Lots of replies saying which of BIRD/exabgp/frr/quagga/openbgpd folks prefer, but they're all pretty good. Honestly for such a project they're all just as great, it comes down mostly to what you're used to config-wise. Used to big metal router configuration? You might find BIRD foreign. Used to more functional code stuff? BIRD is pretty great. Others I have less experience with. As for "something better than cobbling it together", I'd recommend just do that. Install your usual Linux/BSD distro, install one of the BGP daemons, and run a flow logger (eg pmacctd, which can split out flowspec which you can consume with whatever you're comfortable with). Setting up everything short of the actual flowspec inspection should be a half-hour endeavor, maybe three hours if you have to fight with the VM provider to get BGP filters working right :).
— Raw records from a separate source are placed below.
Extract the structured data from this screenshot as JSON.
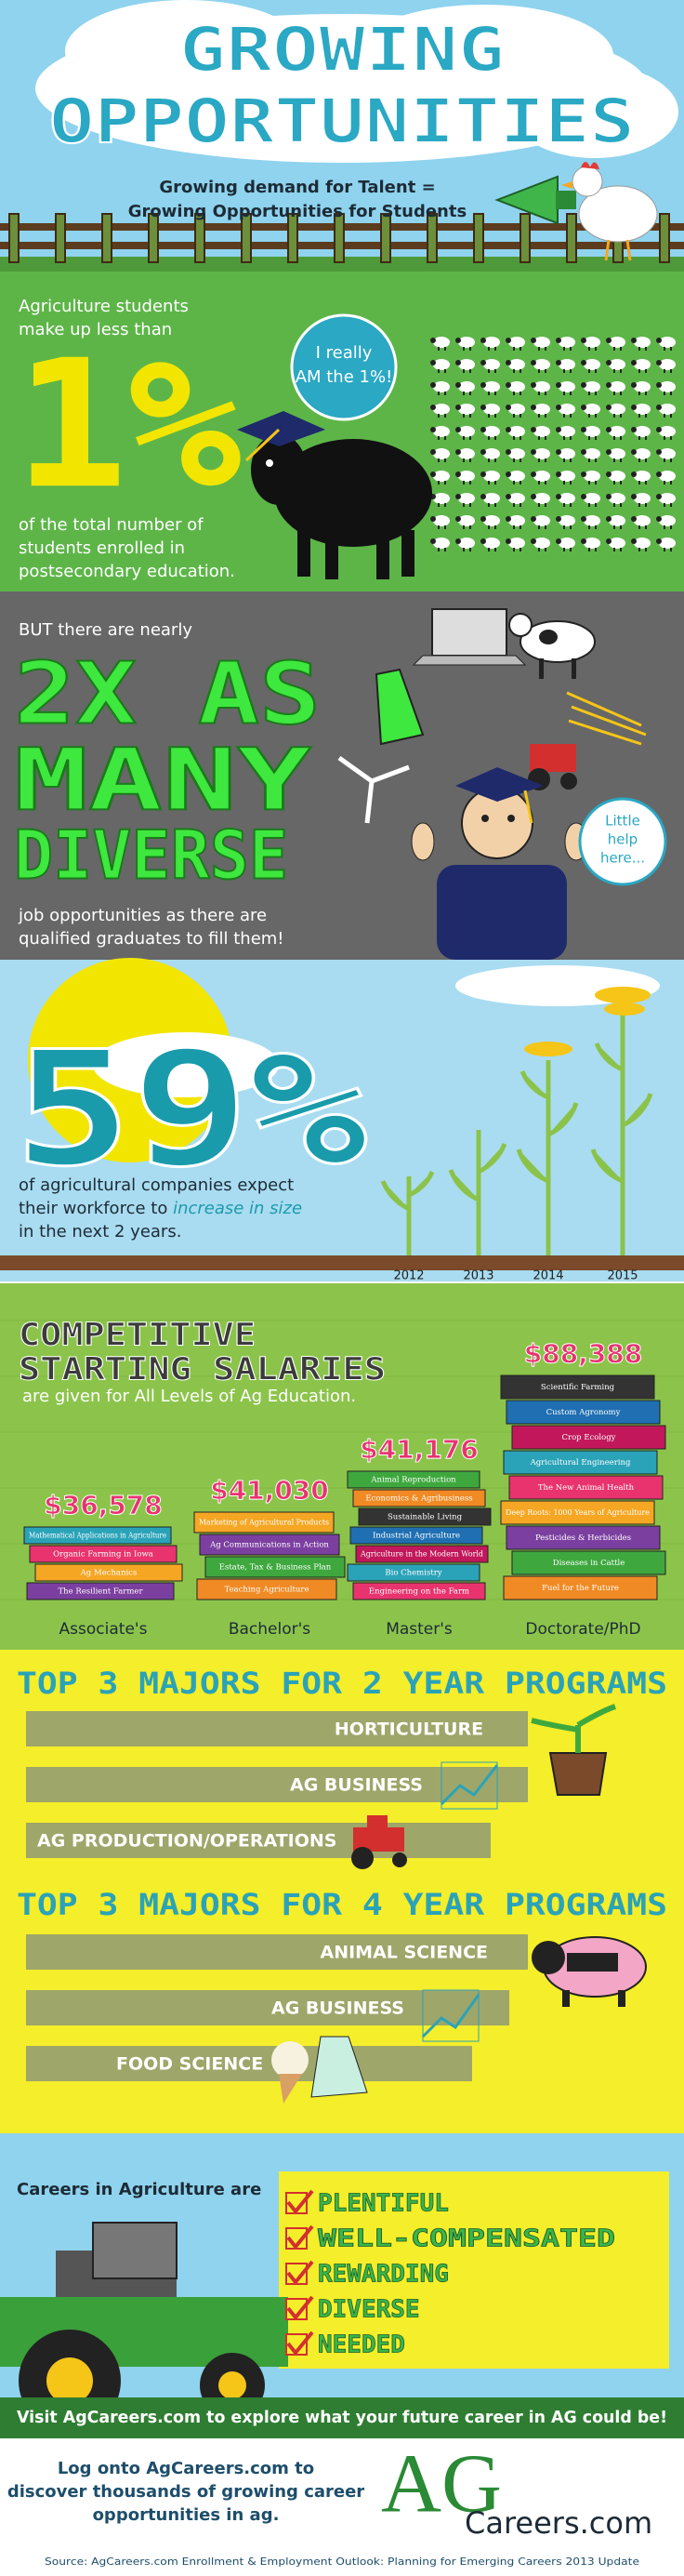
{
  "header": {
    "title_lines": [
      "GROWING",
      "OPPORTUNITIES"
    ],
    "subtitle_lines": [
      "Growing demand for Talent =",
      "Growing Opportunities for Students"
    ]
  },
  "one_percent": {
    "intro_lines": [
      "Agriculture students",
      "make up less than"
    ],
    "stat": "1%",
    "outro_lines": [
      "of the total number of",
      "students enrolled in",
      "postsecondary education."
    ],
    "bubble_lines": [
      "I really",
      "AM the 1%!"
    ]
  },
  "diverse": {
    "intro": "BUT there are nearly",
    "headline_lines": [
      "2X AS",
      "MANY",
      "DIVERSE"
    ],
    "outro_lines": [
      "job opportunities as there are",
      "qualified graduates to fill them!"
    ],
    "bubble_lines": [
      "Little",
      "help",
      "here..."
    ]
  },
  "growth": {
    "stat": "59%",
    "line_1": "of agricultural companies expect",
    "line_2_start": "their workforce to ",
    "line_2_emphasis": "increase in size",
    "line_3": "in the next 2 years.",
    "years": [
      "2012",
      "2013",
      "2014",
      "2015"
    ]
  },
  "salaries": {
    "title_lines": [
      "COMPETITIVE",
      "STARTING SALARIES"
    ],
    "subtitle": "are given for All Levels of Ag Education.",
    "levels": [
      {
        "label": "Associate's",
        "salary": "$36,578",
        "books": [
          "Mathematical Applications in Agriculture",
          "Organic Farming in Iowa",
          "Ag Mechanics",
          "The Resilient Farmer"
        ]
      },
      {
        "label": "Bachelor's",
        "salary": "$41,030",
        "books": [
          "Marketing of Agricultural Products",
          "Ag Communications in Action",
          "Estate, Tax & Business Plan",
          "Teaching Agriculture"
        ]
      },
      {
        "label": "Master's",
        "salary": "$41,176",
        "books": [
          "Animal Reproduction",
          "Economics & Agribusiness",
          "Sustainable Living",
          "Industrial Agriculture",
          "Agriculture in the Modern World",
          "Bio Chemistry",
          "Engineering on the Farm"
        ]
      },
      {
        "label": "Doctorate/PhD",
        "salary": "$88,388",
        "books": [
          "Scientific Farming",
          "Custom Agronomy",
          "Crop Ecology",
          "Agricultural Engineering",
          "The New Animal Health",
          "Deep Roots: 1000 Years of Agriculture",
          "Pesticides & Herbicides",
          "Diseases in Cattle",
          "Fuel for the Future"
        ]
      }
    ]
  },
  "majors": {
    "groups": [
      {
        "heading": "TOP 3 MAJORS FOR 2 YEAR PROGRAMS",
        "items": [
          "HORTICULTURE",
          "AG BUSINESS",
          "AG PRODUCTION/OPERATIONS"
        ]
      },
      {
        "heading": "TOP 3 MAJORS FOR 4 YEAR PROGRAMS",
        "items": [
          "ANIMAL SCIENCE",
          "AG BUSINESS",
          "FOOD SCIENCE"
        ]
      }
    ]
  },
  "careers": {
    "intro": "Careers in Agriculture are",
    "items": [
      "PLENTIFUL",
      "WELL-COMPENSATED",
      "REWARDING",
      "DIVERSE",
      "NEEDED"
    ],
    "banner": "Visit AgCareers.com to explore what your future career in AG could be!"
  },
  "footer": {
    "lines": [
      "Log onto AgCareers.com to",
      "discover thousands of growing career",
      "opportunities in ag."
    ],
    "logo_big": "AG",
    "logo_small": "Careers.com",
    "source": "Source: AgCareers.com Enrollment & Employment Outlook: Planning for Emerging Careers 2013 Update"
  }
}
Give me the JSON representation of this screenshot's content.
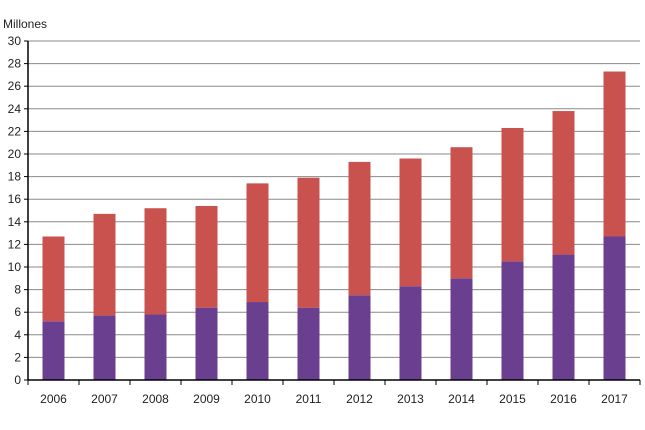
{
  "chart_data": {
    "type": "bar",
    "stacked": true,
    "unit_label": "Millones",
    "categories": [
      "2006",
      "2007",
      "2008",
      "2009",
      "2010",
      "2011",
      "2012",
      "2013",
      "2014",
      "2015",
      "2016",
      "2017"
    ],
    "series": [
      {
        "values": [
          5.2,
          5.7,
          5.8,
          6.4,
          6.9,
          6.4,
          7.5,
          8.3,
          9.0,
          10.5,
          11.1,
          12.7
        ],
        "color": "#6b3f8f"
      },
      {
        "values": [
          7.5,
          9.0,
          9.4,
          9.0,
          10.5,
          11.5,
          11.8,
          11.3,
          11.6,
          11.8,
          12.7,
          14.6
        ],
        "color": "#c9514e"
      }
    ],
    "ylim": [
      0,
      30
    ],
    "yticks": [
      "0",
      "2",
      "4",
      "6",
      "8",
      "10",
      "12",
      "14",
      "16",
      "18",
      "20",
      "22",
      "24",
      "26",
      "28",
      "30"
    ],
    "grid": true,
    "legend": "none"
  }
}
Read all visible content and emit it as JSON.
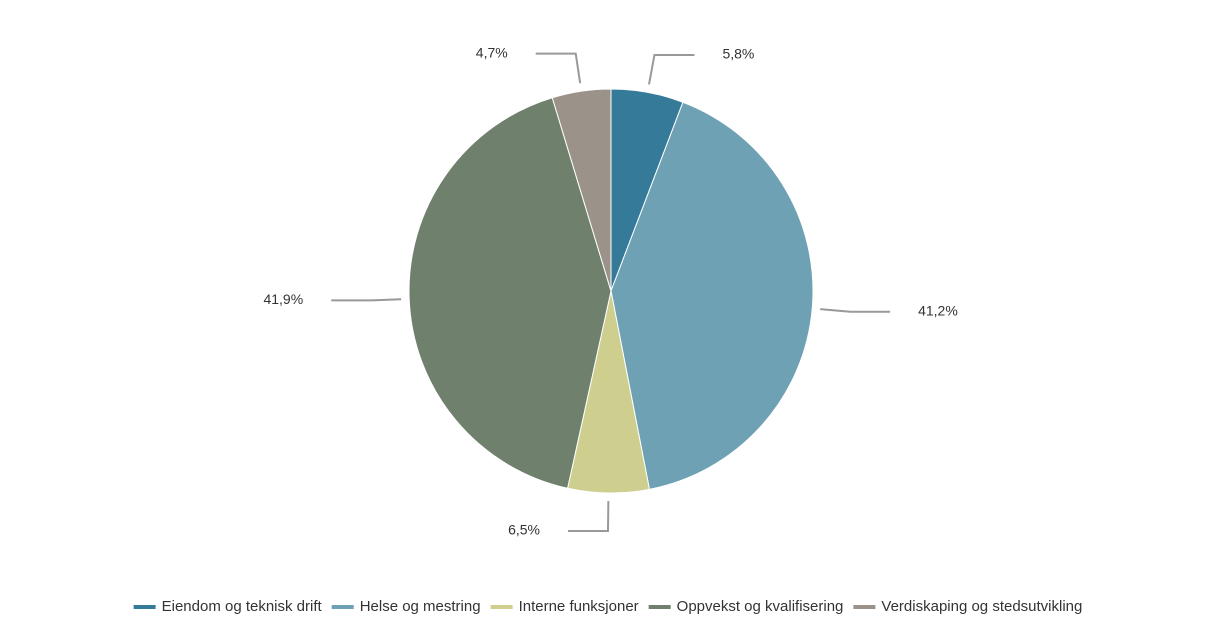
{
  "chart_data": {
    "type": "pie",
    "categories": [
      "Eiendom og teknisk drift",
      "Helse og mestring",
      "Interne funksjoner",
      "Oppvekst og kvalifisering",
      "Verdiskaping og stedsutvikling"
    ],
    "values": [
      5.8,
      41.2,
      6.5,
      41.9,
      4.7
    ],
    "value_labels": [
      "5,8%",
      "41,2%",
      "6,5%",
      "41,9%",
      "4,7%"
    ],
    "colors": [
      "#367a9a",
      "#6fa1b4",
      "#cece8e",
      "#6f806c",
      "#9b9389"
    ],
    "legend": "bottom"
  }
}
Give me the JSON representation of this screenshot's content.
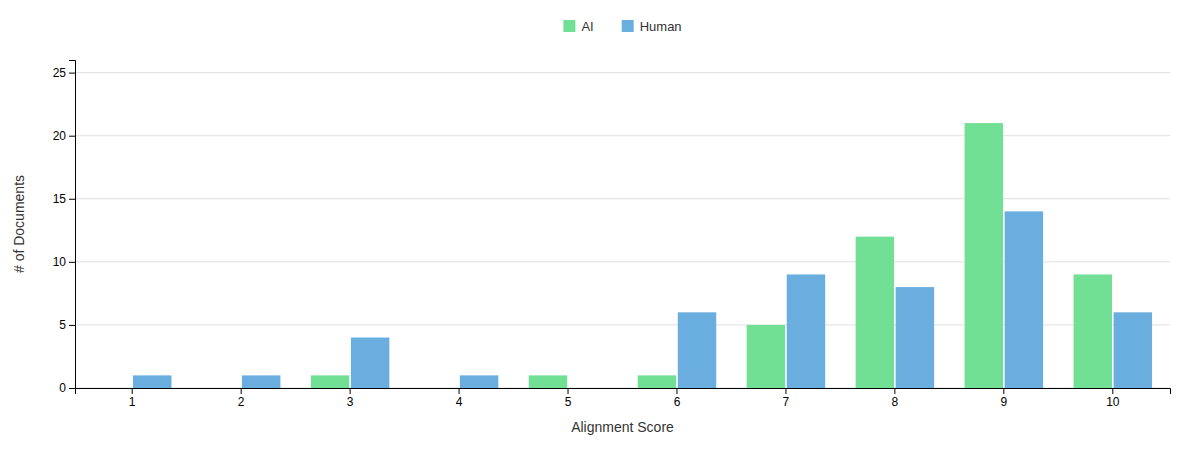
{
  "chart_data": {
    "type": "bar",
    "categories": [
      1,
      2,
      3,
      4,
      5,
      6,
      7,
      8,
      9,
      10
    ],
    "series": [
      {
        "name": "AI",
        "color": "#72E094",
        "values": [
          0,
          0,
          1,
          0,
          1,
          1,
          5,
          12,
          21,
          9
        ]
      },
      {
        "name": "Human",
        "color": "#6AAEE0",
        "values": [
          1,
          1,
          4,
          1,
          0,
          6,
          9,
          8,
          14,
          6
        ]
      }
    ],
    "xlabel": "Alignment Score",
    "ylabel": "# of Documents",
    "ylim": [
      0,
      26
    ],
    "yticks": [
      0,
      5,
      10,
      15,
      20,
      25
    ],
    "grid": true,
    "legend": "top"
  }
}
Matt On 5/1/23 9:01 AM, Bryan Fields wrote:
I know best subjective, but I'm looking at a project to announce some IP space that's between uses now and see what's there. I'm planing to run a flow logger and ntop on the VM and see what is coming in if anything. I'm looking at the options for BGP out there, and there's quite a few (other than running a VM with a router doing BGP), but most data I've seen is focused on scale and filtering use, or RPKI. My use case is a bit different, and I can't find any best practices for this use case from what I've found.
That said, is there a better solution other than linux/ntop/ipt-netflow?